Me enfurece que esta mujer insinúe que mi preciosa hija es fruto de unos genes defectuosos. Pero lo que más me indigna son las reacciones de la gente en los momentos más mundanos. Una decena de compradores se alborota en el supermercado cuando me ven empujar por los pasillos el carrito con mi hija sentada dentro: estiran el cuello, señalan con el dedo, abren los ojos de par en par, llenos de asombro. “¿De quién sacó la nena el color del pelo, de usted o de su esposo?”, me preguntan.
Al llegar el otoño, a Sadie le hacen un examen de la vista para ponerle anteojos, controlarle el nistagmo y corregirle la miopía. Cuando la veo con el armazón de plástico rosa encima de las mejillas, me deprimo mucho. Salgo del consultorio del optometrista con lágrimas en los ojos.
A los ocho meses de edad Sadie empieza a asistir al centro local del Instituto Nacional Canadiense para los Invidentes (CNIB, por sus siglas en inglés), donde hay una sala de juegos diseñada para niños con visión limitada. Es un recinto un poco oscuro equipado con luces intermitentes, espejos, pisos acolchados, juguetes luminosos, cojines y una proyección de estrellas en el techo.
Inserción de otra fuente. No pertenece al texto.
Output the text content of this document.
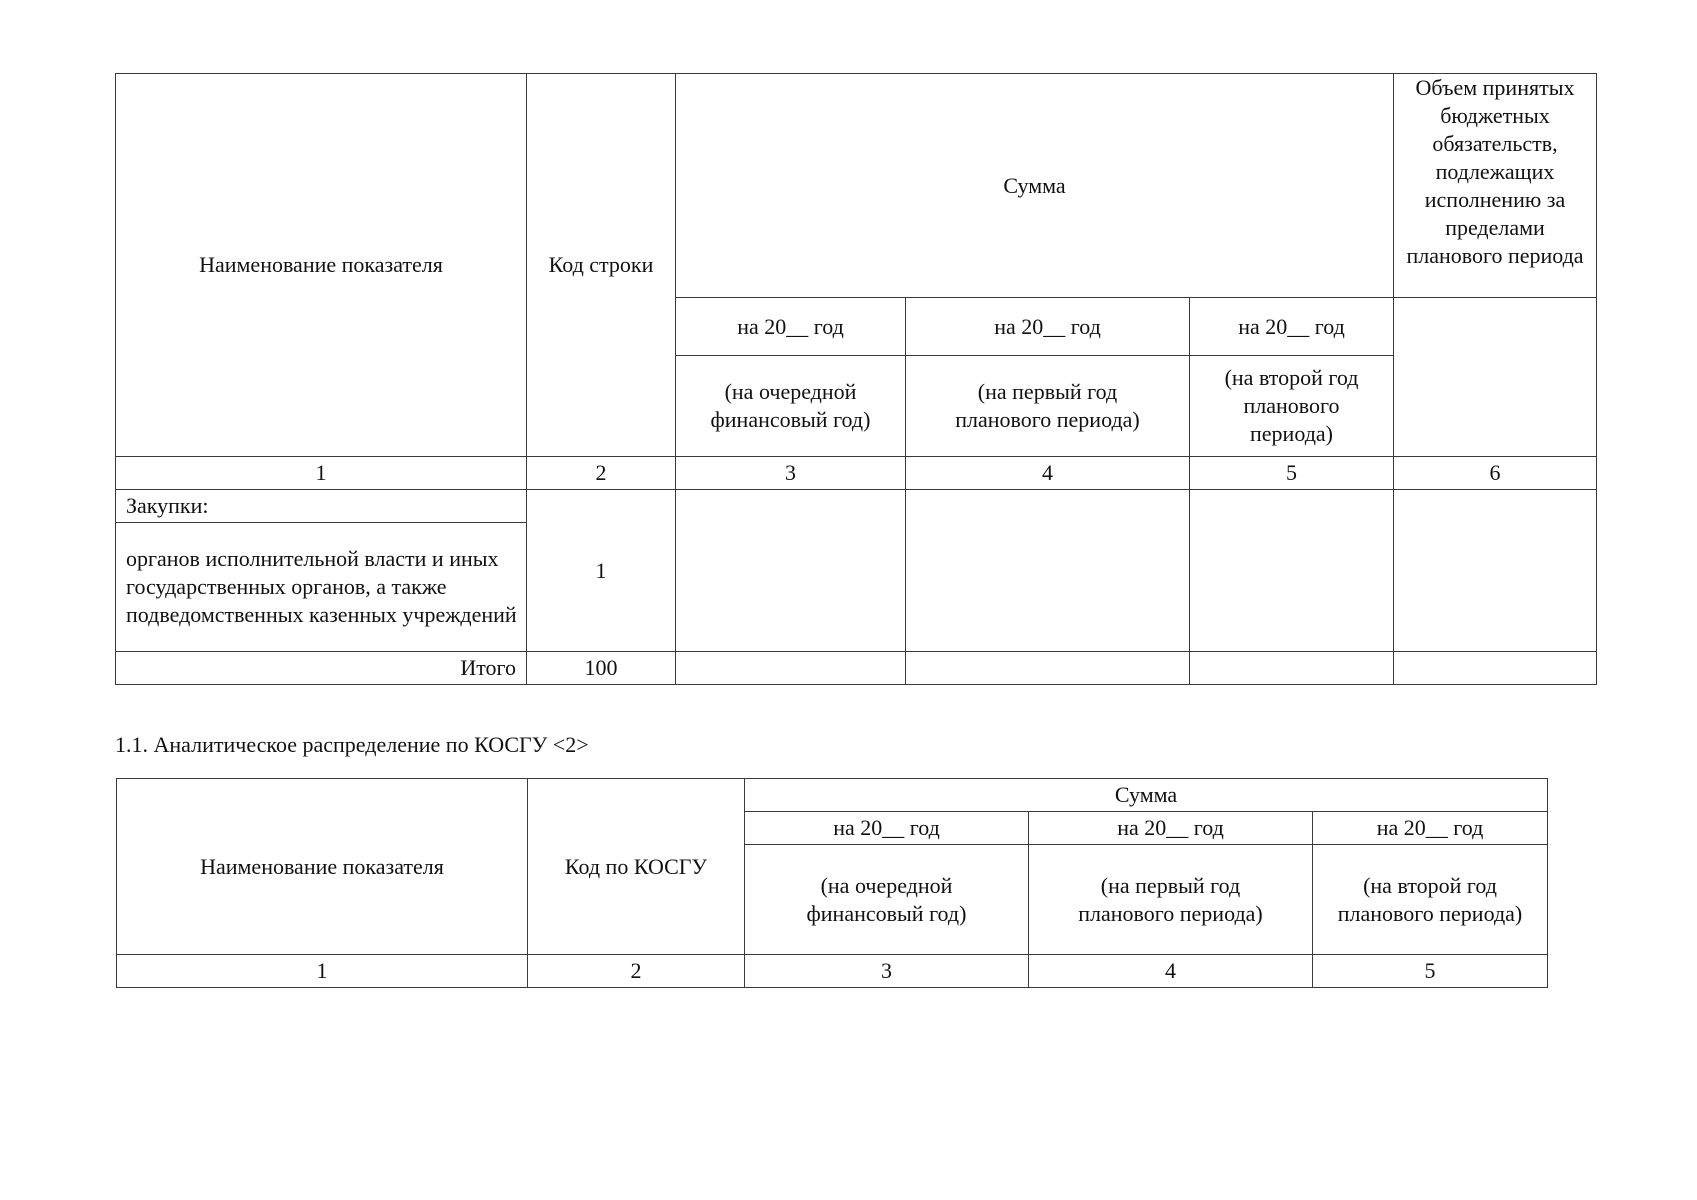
Наименование показателя	Код строки	Сумма			Объем принятых бюджетных обязательств, подлежащих исполнению за пределами планового периода
		на 20__ год	на 20__ год	на 20__ год	
		(на очередной финансовый год)	(на первый год планового периода)	(на второй год планового периода)	
1	2	3	4	5	6
Закупки:	1				
органов исполнительной власти и иных государственных органов, а также подведомственных казенных учреждений					
Итого	100				

1.1. Аналитическое распределение по КОСГУ <2>

Наименование показателя	Код по КОСГУ	Сумма		
		на 20__ год	на 20__ год	на 20__ год
		(на очередной финансовый год)	(на первый год планового периода)	(на второй год планового периода)
1	2	3	4	5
Sadie ve mejor tras cada visita, y un día incluso alza la cabeza y observa los luceros.
Unos meses antes, mientras recorría yo con ella el centro del CNIB por primera vez, me encontré en un pasillo a una madre a la que había conocido en el hospital donde di a luz. “Se supone que las cosas no deberían ser así”, comentó. Pero así son.
Al ver en la calle a muchos niños que usan gafas oscuras, recuerdo que vivimos en la era de los filtros solares y la ropa antirradiación. Sadie es una niña hermosa, inteligente y muy graciosa, pero lo más importante es que recibe cariño. Su red social empieza por sus padres, que la adoran, y se extiende a familiares, amigos, un equipo de médicos y un perro encantador que la espera todas las mañanas junto a la puerta de su cuarto, agitando la cola. Otras personas que la miman son sus niñeras, un dependiente del supermercado y el cartero.
Cuando Sadie cumple un año, la doctora Turner nos invita a contar la historia de nuestro descubrimiento genético a sus alumnos de medicina de primer grado. Nerviosos, Andrew y yo preparamos una presentación en PowerPoint con 21 diapositivas y siete páginas de anotaciones.
La charla marcha sobre ruedas, hasta que tocamos el tema de tener un segundo hijo. La probabilidad de que este bebé presente albinismo es de 25 por ciento; de que sea portador del gen recesivo, de 50 por ciento, y de que no lo herede, de 25 por ciento. Estas cifras me dicen tanto como las cartas del tarot o las hojas de té. Prefiero pensar que nuestro segundo bebé nacería con el trastorno, o sería perfectamente normal.
Observamos los rostros de los más de 50 estudiantes que ocupan la sala de conferencias y damos por concluida la charla, con una sensación de impotencia ante el destino, ante un mecanismo genético que apenas me resulta comprensible, ante una realidad que debemos aceptar, ya se trate de un designio divino, de un infortunio azaroso o de una probabilidad demostrada por la ciencia.
Los estudiantes aplauden, y Sadie alza la mirada desde la tercera fila de asientos, donde intenta abrirse paso en su andadera; quiero pensar que se siente contenta de recibir la atención de tantas personas jóvenes, de oír las voces de sus padres en el fondo, y de saber que estamos intentando garantizarle (hasta ahora) un mundo confortable y seguro.
Contarles nuestra historia a los estudiantes no ha resultado tan difícil como temía. La realidad es que todos los días cuento otras versiones de la misma historia: a los curiosos que me hacen preguntas en las tiendas, a otras mamás que asisten al centro del CNIB, a mis compañeros de asiento en los aviones, y a los desconocidos en el parque. Algún día se la voy a contar también a la persona que más me importa, porque, al fin y al cabo, es su historia. Me pregunto cómo y a quién se la contará Sadie.